Compared to the average contract price of Brent crude futures in July, figures have dropped by 7 percent as of Aug 18. Cinta crude futures dropped 3 percent and Dubai futures declined 4 percent, Xinhua reported Friday.
Domestic prices are based on the 22-day moving average price of Brent, Dubai and Cinta crude oil futures. The domestic prices are adjusted accordingly when changes in the moving average price exceeds 4 percent. The National Development and Reform Commission (NDRC) has previously announced that it would lower prices as soon as this criteria was met.
Several analysts predict that, based on recent trends, the NDRC will lower the domestic price as early as the end of August.
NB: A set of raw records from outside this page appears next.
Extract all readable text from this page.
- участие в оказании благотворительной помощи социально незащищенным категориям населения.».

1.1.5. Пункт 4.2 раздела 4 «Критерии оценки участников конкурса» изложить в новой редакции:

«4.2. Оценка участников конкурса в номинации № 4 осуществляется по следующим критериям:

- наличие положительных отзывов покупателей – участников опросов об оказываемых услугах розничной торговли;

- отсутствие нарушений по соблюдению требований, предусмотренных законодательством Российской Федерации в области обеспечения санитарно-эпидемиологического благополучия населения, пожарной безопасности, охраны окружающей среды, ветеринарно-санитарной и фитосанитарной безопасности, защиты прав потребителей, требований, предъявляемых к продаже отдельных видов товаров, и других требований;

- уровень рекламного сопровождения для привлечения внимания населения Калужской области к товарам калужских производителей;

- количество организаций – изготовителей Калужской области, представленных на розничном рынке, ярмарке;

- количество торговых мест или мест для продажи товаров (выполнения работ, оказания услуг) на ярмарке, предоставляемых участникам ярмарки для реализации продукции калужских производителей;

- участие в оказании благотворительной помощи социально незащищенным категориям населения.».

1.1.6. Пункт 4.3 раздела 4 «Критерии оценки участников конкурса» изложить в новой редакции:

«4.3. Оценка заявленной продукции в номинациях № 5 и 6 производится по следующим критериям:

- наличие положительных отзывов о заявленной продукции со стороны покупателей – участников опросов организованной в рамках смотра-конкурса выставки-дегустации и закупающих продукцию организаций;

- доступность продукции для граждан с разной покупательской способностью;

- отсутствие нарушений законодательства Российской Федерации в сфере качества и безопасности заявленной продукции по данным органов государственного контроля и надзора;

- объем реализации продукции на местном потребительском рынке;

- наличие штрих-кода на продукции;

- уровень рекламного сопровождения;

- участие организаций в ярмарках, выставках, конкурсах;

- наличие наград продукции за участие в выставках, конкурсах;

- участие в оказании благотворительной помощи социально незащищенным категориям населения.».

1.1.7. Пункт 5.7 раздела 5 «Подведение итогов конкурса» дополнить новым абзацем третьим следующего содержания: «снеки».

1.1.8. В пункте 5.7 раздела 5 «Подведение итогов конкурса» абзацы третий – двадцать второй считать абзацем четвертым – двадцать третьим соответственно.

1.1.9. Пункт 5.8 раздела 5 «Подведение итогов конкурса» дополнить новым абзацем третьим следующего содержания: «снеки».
Cheng Ruifeng, an analyst at Shanghai Toprise Oilgas Website, disagrees with these predictions. Cheng told Dongfang Daily that the price adjustment might not be made until early September. He predicts that the NDRC will wait as the Brent crude futures price might maintain the price of $109 a barrel.
Xinhua News Agency reported earlier that Sinopec (Hong Kong) Petrol Filling Station Co Ltd announced on Aug 10 a fall in its prices of petrol and diesel, the third price drop this year.
A gas station in Shanghai lowered its price of 93 RON petrol to 7.25 yuan a liter, 0.54 yuan lower than the 7.79 yuan guide maximum retail price.
The domestic oil products price reached an historical peak in April 7, raising the price of a ton of petrol to 500 yuan ($78) and increasing the price of diesel by 400 yuan.